Fue el 1 de abril, tras un referéndum popular, cuando se proclamó la nueva República, y fue el 4 de noviembre del mismo año cuando un grupo de estudiantes islámicos, entre los que se encontraba el actual presidente, Mahmud Ahmadineyad, ocuparon la embajada de EE. UU., el principio del grave enfrentamiento de ambos

Estados que tanto ha repercutido en Oriente Medio.

Sólo un año después, en 1980, el rais Sadam Husein de Iraq, entonces aliado de Occidente y con el apoyo de los regímenes árabes, inició la guerra contra Irán para frenar las pregonadas amenazas de exportación de la revolución islámica, especialmente al diminuto Bahrein y al frágil Líbano.

Como todas las revoluciones, la del imán Jomeini devoró a muchos de sus protagonistas, empezando por los comunistas del Tudeh o de las organizaciones de tendencia laica y marxista, o los liberales del Frente Nacional. Su primer presidente, Abdelhassan Bnisadre, político laico, que tuvo que exiliarse en París.

Desde el comienzo, al establecerse en la Constitución, el principio básico del Vilayat el faqui, por el que prevalece la autoridad del guía espiritual por encima de la del presidente de la República, se reconoció que el poder de origen divino es superior al que emana de la voluntad popular.
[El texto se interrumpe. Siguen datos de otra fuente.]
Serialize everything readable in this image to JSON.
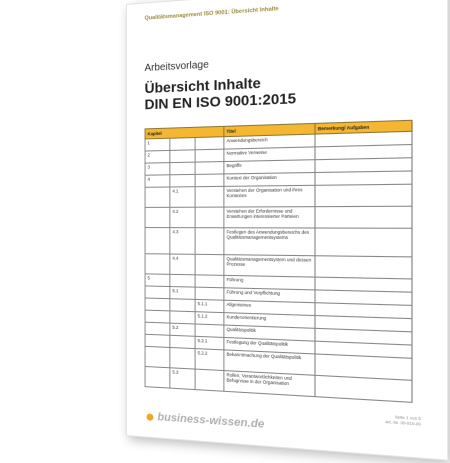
{
  "document": {
    "header_line": "Qualitätsmanagement ISO 9001: Übersicht Inhalte",
    "label_small": "Arbeitsvorlage",
    "title_line1": "Übersicht Inhalte",
    "title_line2": "DIN EN ISO 9001:2015",
    "table": {
      "headers": [
        "Kapitel",
        "Titel",
        "Bemerkung/ Aufgaben"
      ],
      "rows": [
        {
          "c1": "1",
          "c2": "",
          "c3": "",
          "title": "Anwendungsbereich",
          "size": "r1"
        },
        {
          "c1": "2",
          "c2": "",
          "c3": "",
          "title": "Normative Verweise",
          "size": "r1"
        },
        {
          "c1": "3",
          "c2": "",
          "c3": "",
          "title": "Begriffe",
          "size": "r1"
        },
        {
          "c1": "4",
          "c2": "",
          "c3": "",
          "title": "Kontext der Organisation",
          "size": "r1"
        },
        {
          "c1": "",
          "c2": "4.1",
          "c3": "",
          "title": "Verstehen der Organisation und ihres Kontextes",
          "size": "r2"
        },
        {
          "c1": "",
          "c2": "4.2",
          "c3": "",
          "title": "Verstehen der Erfordernisse und Erwartungen interessierter Parteien",
          "size": "r2"
        },
        {
          "c1": "",
          "c2": "4.3",
          "c3": "",
          "title": "Festlegen des Anwendungsbereichs des Qualitätsmanagementsystems",
          "size": "r3"
        },
        {
          "c1": "",
          "c2": "4.4",
          "c3": "",
          "title": "Qualitätsmanagementsystem und dessen Prozesse",
          "size": "r2"
        },
        {
          "c1": "5",
          "c2": "",
          "c3": "",
          "title": "Führung",
          "size": "r1"
        },
        {
          "c1": "",
          "c2": "5.1",
          "c3": "",
          "title": "Führung und Verpflichtung",
          "size": "r1"
        },
        {
          "c1": "",
          "c2": "",
          "c3": "5.1.1",
          "title": "Allgemeines",
          "size": "r1"
        },
        {
          "c1": "",
          "c2": "",
          "c3": "5.1.2",
          "title": "Kundenorientierung",
          "size": "r1"
        },
        {
          "c1": "",
          "c2": "5.2",
          "c3": "",
          "title": "Qualitätspolitik",
          "size": "r1"
        },
        {
          "c1": "",
          "c2": "",
          "c3": "5.2.1",
          "title": "Festlegung der Qualitätspolitik",
          "size": "r1"
        },
        {
          "c1": "",
          "c2": "",
          "c3": "5.2.2",
          "title": "Bekanntmachung der Qualitätspolitik",
          "size": "r2"
        },
        {
          "c1": "",
          "c2": "5.3",
          "c3": "",
          "title": "Rollen, Verantwortlichkeiten und Befugnisse in der Organisation",
          "size": "r2"
        }
      ]
    },
    "footer_page": "Seite 1 von 5",
    "footer_number": "Art.-Nr. 00-019-00",
    "brand": "business-wissen.de"
  }
}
Este texto de derecho positivo está sometido a una creencia mística según la cual y mientras no aparezca el imán oculto el máximo poder recaerá en el guía designado por un colegio de notables jurisconsultos. Las fuerzas armadas, la justicia, los Guardianes de la Revolucion, las influyentes y potentes fundaciones dependen del guía y no del presidente elegido cada cuatro años por sufragio universal. El actual guía, que sucedió al ayatolá Jomeini, había sido antes presidente de la República.
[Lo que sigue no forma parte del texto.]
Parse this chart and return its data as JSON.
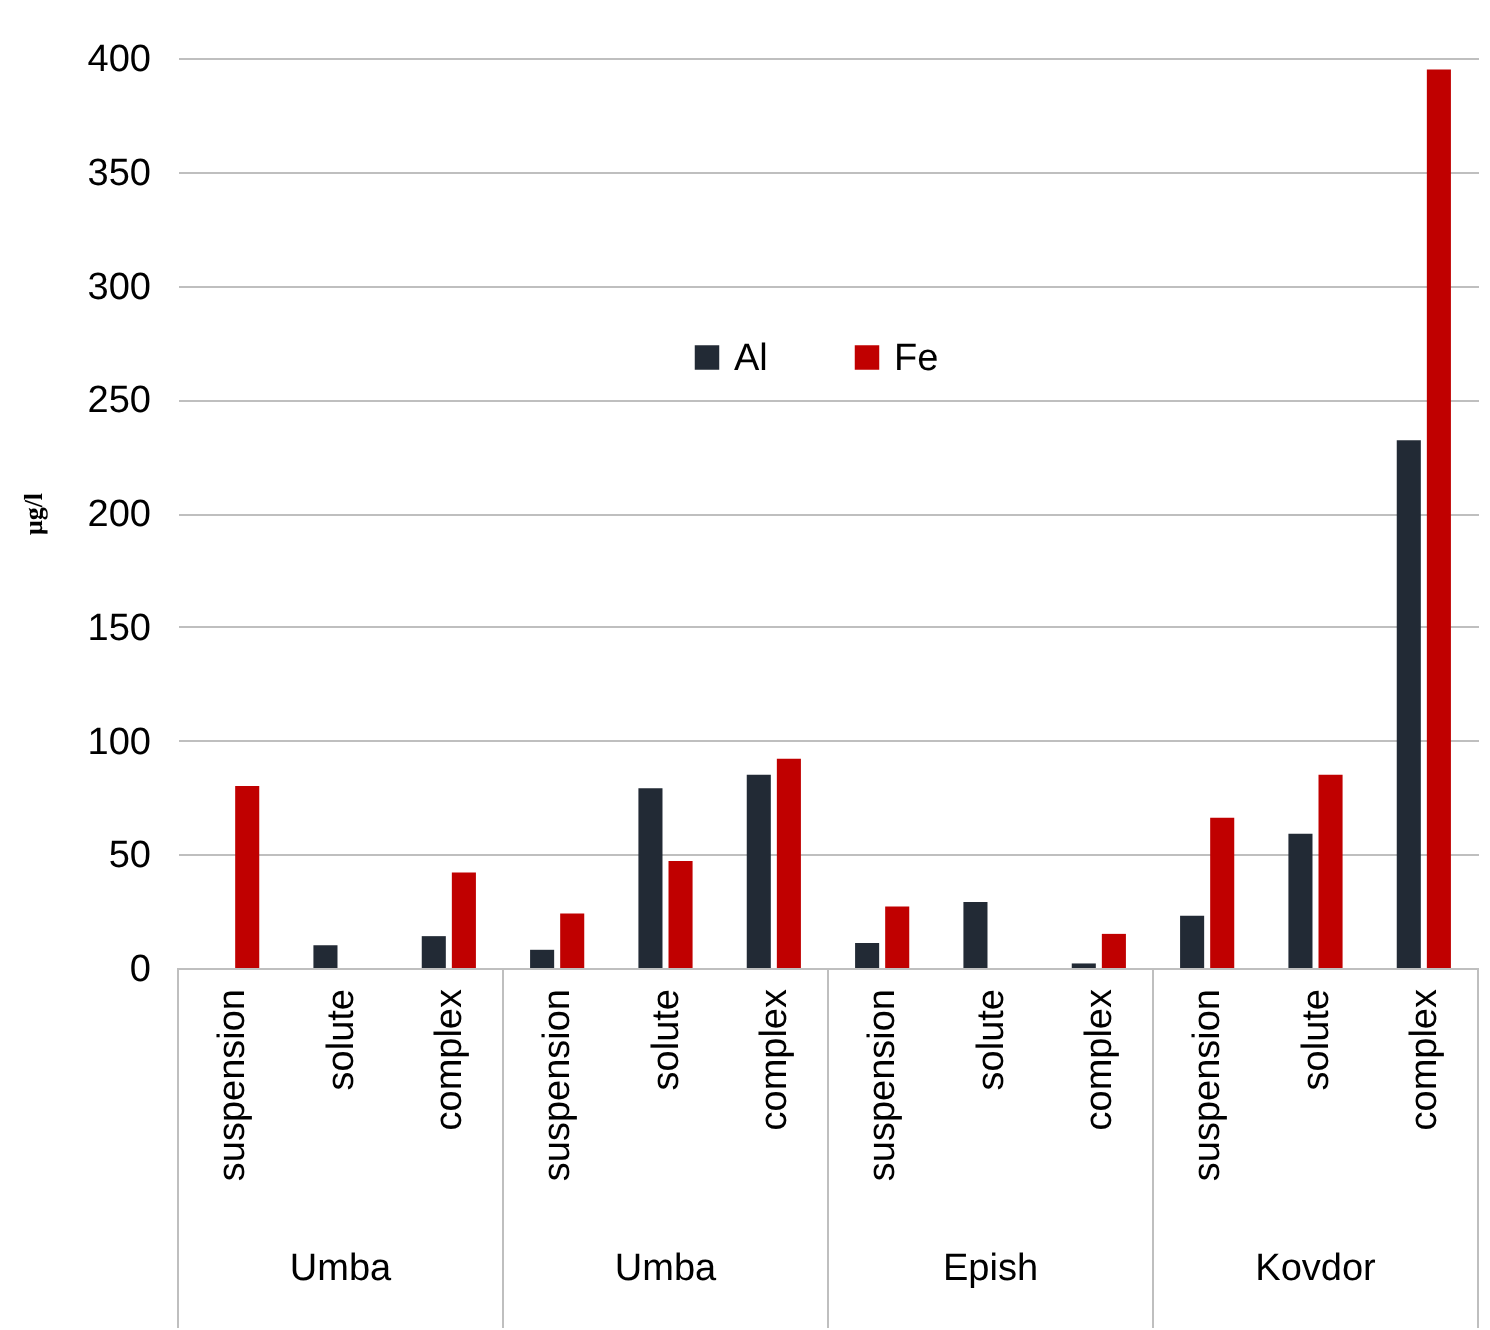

Tras la muerte de Jomeini y del final de la cruenta guerra de ocho años con Iraq, en 1988, el régimen islámico comenzó una época de menos exaltación ideológica y rigidez de costumbres, como durante la presidencia de Rafsanyani y, sobre todo, con la elección del reformista Jatami. Recuerdo la ilusión de las mujeres y de los jóvenes de Teherán el día de su escrutinio. Una de las consecuencias de su gobierno fue la llamada primavera de Teherán,con la floración de muchos diarios y revistas. Fue liberada la palabra, se creyó en una reforma imposible del régimen, pero la fuerza de los conservadores que dominaban las instituciones del Estado, fieles dio al traste con sus esfuerzos. El sucesor de Jatami es el presidente Mahmud Ahmadineyad, un ultraconservador que ganó las elecciones en el 2006 y que ha impulsado su polémico programa de energía atómica.
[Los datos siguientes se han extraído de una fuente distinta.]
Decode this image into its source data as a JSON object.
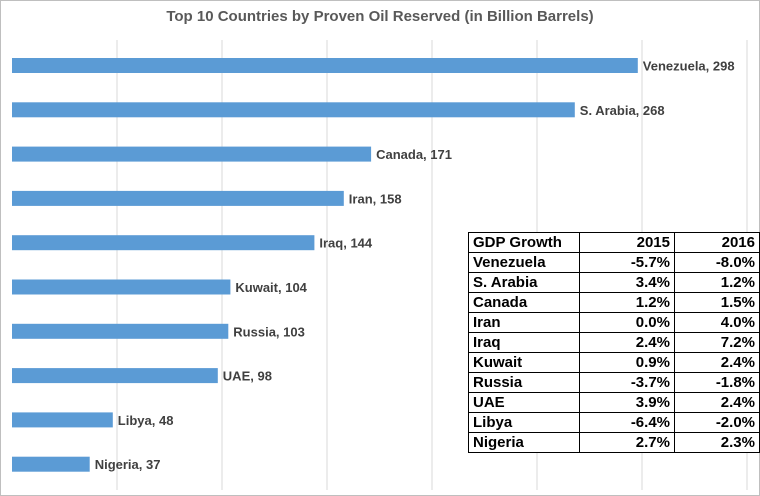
{
  "chart_data": {
    "type": "bar",
    "orientation": "horizontal",
    "title": "Top 10 Countries by Proven Oil Reserved (in Billion Barrels)",
    "categories": [
      "Venezuela",
      "S. Arabia",
      "Canada",
      "Iran",
      "Iraq",
      "Kuwait",
      "Russia",
      "UAE",
      "Libya",
      "Nigeria"
    ],
    "values": [
      298,
      268,
      171,
      158,
      144,
      104,
      103,
      98,
      48,
      37
    ],
    "xlim": [
      0,
      350
    ],
    "grid": true,
    "bar_color": "#5b9bd5",
    "data_labels": [
      "Venezuela, 298",
      "S. Arabia, 268",
      "Canada, 171",
      "Iran, 158",
      "Iraq, 144",
      "Kuwait, 104",
      "Russia, 103",
      "UAE, 98",
      "Libya, 48",
      "Nigeria, 37"
    ]
  },
  "gdp_table": {
    "headers": [
      "GDP Growth",
      "2015",
      "2016"
    ],
    "rows": [
      [
        "Venezuela",
        "-5.7%",
        "-8.0%"
      ],
      [
        "S. Arabia",
        "3.4%",
        "1.2%"
      ],
      [
        "Canada",
        "1.2%",
        "1.5%"
      ],
      [
        "Iran",
        "0.0%",
        "4.0%"
      ],
      [
        "Iraq",
        "2.4%",
        "7.2%"
      ],
      [
        "Kuwait",
        "0.9%",
        "2.4%"
      ],
      [
        "Russia",
        "-3.7%",
        "-1.8%"
      ],
      [
        "UAE",
        "3.9%",
        "2.4%"
      ],
      [
        "Libya",
        "-6.4%",
        "-2.0%"
      ],
      [
        "Nigeria",
        "2.7%",
        "2.3%"
      ]
    ]
  }
}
A los treinta años de la llegada de Jomeini a Teherán, la población iraní se ha duplicado, alcanzando los 66 millones de habitantes, la mayoría jóvenes nacidos con el nuevo régimen. El fin de las ilusiones de la utopía islámica se debe a la degradación económica, al paro, al radicalismo religioso, al aislamiento del mundo, al enquistamiento del régimen.

"Yo tenía veinte años -escribió Paul Nizan- y no permitiré que nadie diga que es la edad más hermosa de la vida". Muchos jóvenes de Teherán, con un alto porcentaje de suicidios femeninos, muy afectados por los estragos de la droga, estos hijos fatigados e incrédulos de la Revolución, encuentran su efímera evasión en las vecinas montañas de la ciudad. Pero es indiscutible que Irán es una gran nación - la antigua Persia-y una potencia regional con la que hay que contar.

Ahora, el metro construido para aliviar el tráfico exasperante de la capital, conduce hasta el mausoleo donde está enterrado el imán Jomeini, cabe al vasto cementerio de Behest Zahara donde pronunció su primer discurso en el histórico regreso de su exilio de París.